WildBird
- Frequency: Bimonthly
- Total circulation: 79,095 (2011)
- Founded: 1987
- Final issue: 2012^{[citation needed]}
- Company: BowTie Inc.
- Country: United States
- Based in: Irvine, California
- Language: English
- Website: www.wildbirdmagazine.com
- ISSN: 0892-5534

= WildBird =

Defunct birding magazine

WildBird was a bimonthly magazine about birding or birdwatching in North America, Central America and South America. It was published by BowTie Inc.

==History and profile==
WildBird was founded in 1987, as a monthly magazine and changed to every other month in 2000. BowTie Inc. published it from the Irvine, California, office. The Statement of Ownership in the January/February 2010 issue shows a paid circulation of more than 81,000 copies.

WildBird’s slogan was “birding at its best,” and the articles talk about birding at home and away from home. Like one reader wrote,
“This is a magazine for those who enjoy feeding birds, setting up avian habitats in the backyard, watching birds, and identifying birds. We are guilty of all those pursuits, and a magazine such as Wild Bird just feeds our passion. It's a bimonthly magazine with informative articles embellished by striking bird photography. Its mission is to educate readers with useful details about North American birds and birding. Its ultimate goal is the preservation and well being of North America's avian species.”

The magazine usually had four feature articles in every issue, and it had three columnists and other regular writers. In some sections, readers could send photos that might be published, and they can enter contests like the photo contest and the Birder of the Year contest. The photo contest gives away a Canon digital camera, and the Birder of the Year winner gets a Swarovski binocular and a birding trip.
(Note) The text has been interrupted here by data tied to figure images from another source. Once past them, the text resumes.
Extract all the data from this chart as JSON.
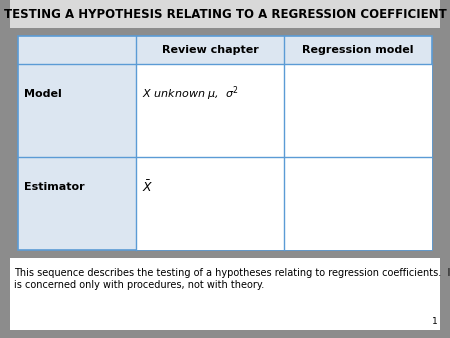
{
  "title": "TESTING A HYPOTHESIS RELATING TO A REGRESSION COEFFICIENT",
  "title_fontsize": 8.5,
  "outer_bg": "#8c8c8c",
  "title_bg": "#d9d9d9",
  "table_bg": "#dce6f1",
  "cell_bg": "#ffffff",
  "footer_bg": "#ffffff",
  "header_row": [
    "",
    "Review chapter",
    "Regression model"
  ],
  "row_labels": [
    "Model",
    "Estimator"
  ],
  "col1_content_model": "$X$ unknown $\\mu$,  $\\sigma^2$",
  "col1_content_estimator": "$\\bar{X}$",
  "footer_text": "This sequence describes the testing of a hypotheses relating to regression coefficients.  It\nis concerned only with procedures, not with theory.",
  "footer_fontsize": 7.0,
  "page_number": "1",
  "grid_color": "#5b9bd5",
  "header_fontsize": 8.0,
  "cell_fontsize": 8.0,
  "row_label_fontsize": 8.0
}
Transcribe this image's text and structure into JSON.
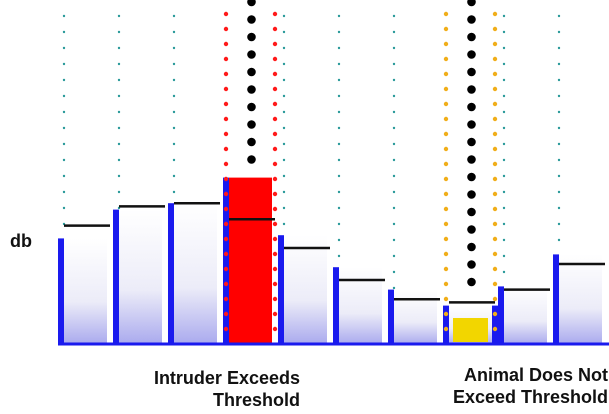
{
  "y_axis_label": "db",
  "captions": {
    "left": [
      "Intruder Exceeds",
      "Threshold"
    ],
    "right": [
      "Animal Does Not",
      "Exceed Threshold"
    ]
  },
  "colors": {
    "bar_blue": "#1a1aee",
    "intruder_red": "#ff0000",
    "animal_yellow": "#f2d600",
    "threshold_line": "#111111",
    "grid_dot": "#2a9a9a",
    "intruder_dot": "#ff1a1a",
    "animal_dot": "#f0ae1a",
    "trail_dot": "#000000"
  },
  "bins": [
    {
      "signal": 33,
      "threshold": 37,
      "kind": "normal"
    },
    {
      "signal": 42,
      "threshold": 43,
      "kind": "normal"
    },
    {
      "signal": 44,
      "threshold": 44,
      "kind": "normal"
    },
    {
      "signal": 52,
      "threshold": 39,
      "kind": "intruder"
    },
    {
      "signal": 34,
      "threshold": 30,
      "kind": "normal"
    },
    {
      "signal": 24,
      "threshold": 20,
      "kind": "normal"
    },
    {
      "signal": 17,
      "threshold": 14,
      "kind": "normal"
    },
    {
      "signal": 12,
      "threshold": 13,
      "kind": "animal"
    },
    {
      "signal": 18,
      "threshold": 17,
      "kind": "normal"
    },
    {
      "signal": 28,
      "threshold": 25,
      "kind": "normal"
    }
  ],
  "trails": {
    "intruder_bin": 3,
    "animal_bin": 7
  }
}
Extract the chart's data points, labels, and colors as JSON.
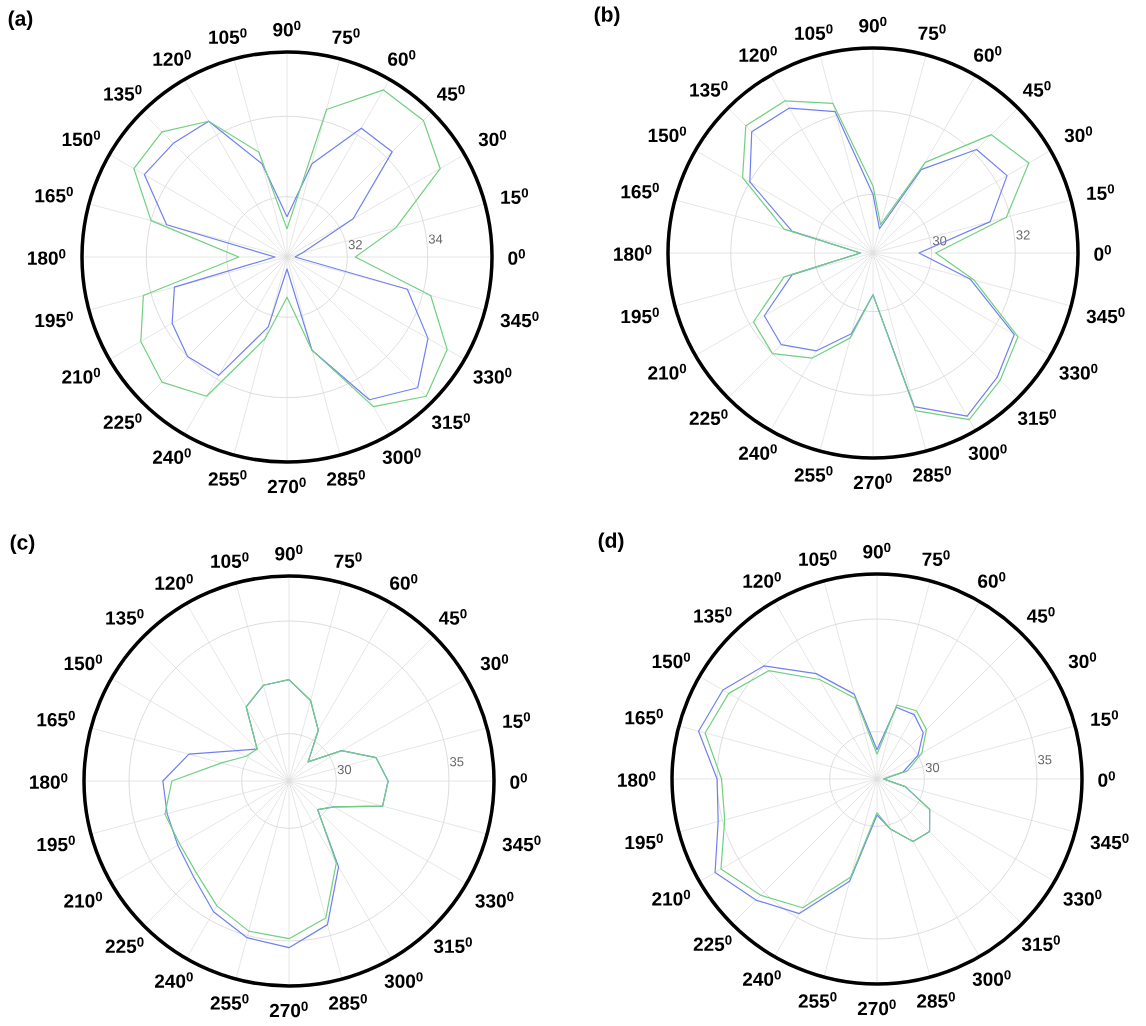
{
  "chart_data": [
    {
      "type": "radar",
      "title": "**(a)**",
      "categories": [
        "90$^{0}$",
        "75$^{0}$",
        "60$^{0}$",
        "45$^{0}$",
        "30$^{0}$",
        "15$^{0}$",
        "0$^{0}$",
        "345$^{0}$",
        "330$^{0}$",
        "315$^{0}$",
        "300$^{0}$",
        "285$^{0}$",
        "270$^{0}$",
        "255$^{0}$",
        "240$^{0}$",
        "225$^{0}$",
        "210$^{0}$",
        "195$^{0}$",
        "180$^{0}$",
        "165$^{0}$",
        "150$^{0}$",
        "135$^{0}$",
        "120$^{0}$",
        "105$^{0}$"
      ],
      "ylim": [
        30.5,
        35.6
      ],
      "yticks": [
        32,
        34
      ],
      "grid": true,
      "series": [
        {
          "color": "#7080f0",
          "values": [
            31.5,
            32.9,
            34.2,
            34.2,
            32.4,
            30.9,
            30.7,
            33.6,
            34.55,
            35.1,
            34.6,
            32.9,
            30.8,
            32.3,
            33.9,
            34.0,
            33.8,
            33.4,
            30.8,
            33.6,
            34.6,
            34.5,
            34.4,
            32.9
          ]
        },
        {
          "color": "#70d080",
          "values": [
            31.2,
            34.3,
            35.3,
            35.3,
            34.9,
            33.3,
            32.2,
            34.2,
            35.1,
            35.4,
            34.8,
            32.9,
            31.5,
            32.6,
            34.5,
            34.9,
            34.7,
            34.2,
            31.7,
            34.0,
            34.9,
            34.9,
            34.4,
            33.2
          ]
        }
      ]
    },
    {
      "type": "radar",
      "title": "**(b)**",
      "categories": [
        "90$^{0}$",
        "75$^{0}$",
        "60$^{0}$",
        "45$^{0}$",
        "30$^{0}$",
        "15$^{0}$",
        "0$^{0}$",
        "345$^{0}$",
        "330$^{0}$",
        "315$^{0}$",
        "300$^{0}$",
        "285$^{0}$",
        "270$^{0}$",
        "255$^{0}$",
        "240$^{0}$",
        "225$^{0}$",
        "210$^{0}$",
        "195$^{0}$",
        "180$^{0}$",
        "165$^{0}$",
        "150$^{0}$",
        "135$^{0}$",
        "120$^{0}$",
        "105$^{0}$"
      ],
      "ylim": [
        28.6,
        33.5
      ],
      "yticks": [
        30,
        32
      ],
      "grid": true,
      "series": [
        {
          "color": "#7080f0",
          "values": [
            30.0,
            29.2,
            30.9,
            32.1,
            32.3,
            31.5,
            29.7,
            31.0,
            32.5,
            32.8,
            33.1,
            32.4,
            29.6,
            30.6,
            31.3,
            31.7,
            31.6,
            30.6,
            28.9,
            30.6,
            32.0,
            32.7,
            32.6,
            32.1
          ]
        },
        {
          "color": "#70d080",
          "values": [
            30.2,
            29.3,
            31.1,
            32.6,
            32.9,
            31.9,
            30.1,
            31.1,
            32.6,
            32.9,
            33.2,
            32.5,
            29.6,
            30.7,
            31.5,
            32.0,
            31.9,
            30.8,
            28.9,
            30.8,
            32.2,
            32.9,
            32.8,
            32.3
          ]
        }
      ]
    },
    {
      "type": "radar",
      "title": "**(c)**",
      "categories": [
        "90$^{0}$",
        "75$^{0}$",
        "60$^{0}$",
        "45$^{0}$",
        "30$^{0}$",
        "15$^{0}$",
        "0$^{0}$",
        "345$^{0}$",
        "330$^{0}$",
        "315$^{0}$",
        "300$^{0}$",
        "285$^{0}$",
        "270$^{0}$",
        "255$^{0}$",
        "240$^{0}$",
        "225$^{0}$",
        "210$^{0}$",
        "195$^{0}$",
        "180$^{0}$",
        "165$^{0}$",
        "150$^{0}$",
        "135$^{0}$",
        "120$^{0}$",
        "105$^{0}$"
      ],
      "ylim": [
        27.9,
        37
      ],
      "yticks": [
        30,
        35
      ],
      "grid": true,
      "series": [
        {
          "color": "#7080f0",
          "values": [
            32.4,
            31.6,
            30.5,
            29.1,
            30.6,
            31.9,
            32.3,
            32.2,
            30.2,
            29.7,
            32.3,
            34.5,
            35.3,
            35.1,
            34.6,
            33.9,
            33.6,
            33.5,
            33.5,
            32.5,
            30.6,
            29.9,
            31.7,
            32.3
          ]
        },
        {
          "color": "#70d080",
          "values": [
            32.4,
            31.6,
            30.5,
            29.1,
            30.6,
            31.9,
            32.3,
            32.2,
            30.2,
            29.7,
            32.1,
            34.2,
            34.9,
            34.8,
            34.3,
            33.7,
            33.5,
            33.6,
            33.1,
            31.0,
            30.1,
            29.9,
            31.7,
            32.3
          ]
        }
      ]
    },
    {
      "type": "radar",
      "title": "**(d)**",
      "categories": [
        "90$^{0}$",
        "75$^{0}$",
        "60$^{0}$",
        "45$^{0}$",
        "30$^{0}$",
        "15$^{0}$",
        "0$^{0}$",
        "345$^{0}$",
        "330$^{0}$",
        "315$^{0}$",
        "300$^{0}$",
        "285$^{0}$",
        "270$^{0}$",
        "255$^{0}$",
        "240$^{0}$",
        "225$^{0}$",
        "210$^{0}$",
        "195$^{0}$",
        "180$^{0}$",
        "165$^{0}$",
        "150$^{0}$",
        "135$^{0}$",
        "120$^{0}$",
        "105$^{0}$"
      ],
      "ylim": [
        27.9,
        37
      ],
      "yticks": [
        30,
        35
      ],
      "grid": true,
      "series": [
        {
          "color": "#7080f0",
          "values": [
            29.2,
            31.2,
            31.2,
            30.8,
            30.0,
            29.1,
            28.2,
            29.2,
            30.6,
            31.2,
            31.1,
            30.2,
            29.5,
            32.6,
            34.8,
            35.5,
            36.2,
            35.2,
            35.0,
            36.1,
            35.8,
            35.0,
            33.3,
            31.8
          ]
        },
        {
          "color": "#70d080",
          "values": [
            29.0,
            31.3,
            31.4,
            31.0,
            30.2,
            29.3,
            28.2,
            29.2,
            30.6,
            31.2,
            31.1,
            30.2,
            29.4,
            32.4,
            34.5,
            35.2,
            35.9,
            34.9,
            34.8,
            35.8,
            35.5,
            34.7,
            33.0,
            31.6
          ]
        }
      ]
    }
  ]
}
== Editors and contributors ==
Editors

1987–1992 Bob Carpenter

1992–1998 Paul M. Konrad

1998–1999 John Hollon

1999–2002 June Kikuchi

2002–present Amy K. Hooper

Contributors

High-profile birders regularly contribute articles and photographs. The advisory board includes Pete Dunne, Kenn Kaufman, Arthur Morris and Brian E. Small as well as Shawneen Finnegan, Kevin T. Karlson and Peter Stangel. The magazine has submission guidelines for freelance writers and photographers. The magazine's articles sometimes give tips from the photographers, like the woodpecker setup by Alan Murphy.

==Special issues==
WildBird has special issues every year about hummingbirds and raptors. In 2009, the May/June issue was the 19th hummer issue, and the July/August issue was the 17th birds of prey issue. The September/October issue always shows the winners of the photo contest.

== Related magazines ==
The editors also did a magazine called “Popular Birding Series: Backyard Birding” in 2008 and “Popular Birding Series: Hummingbirds.” They're not subscription magazines and are only in stores or for sale on Animal Network.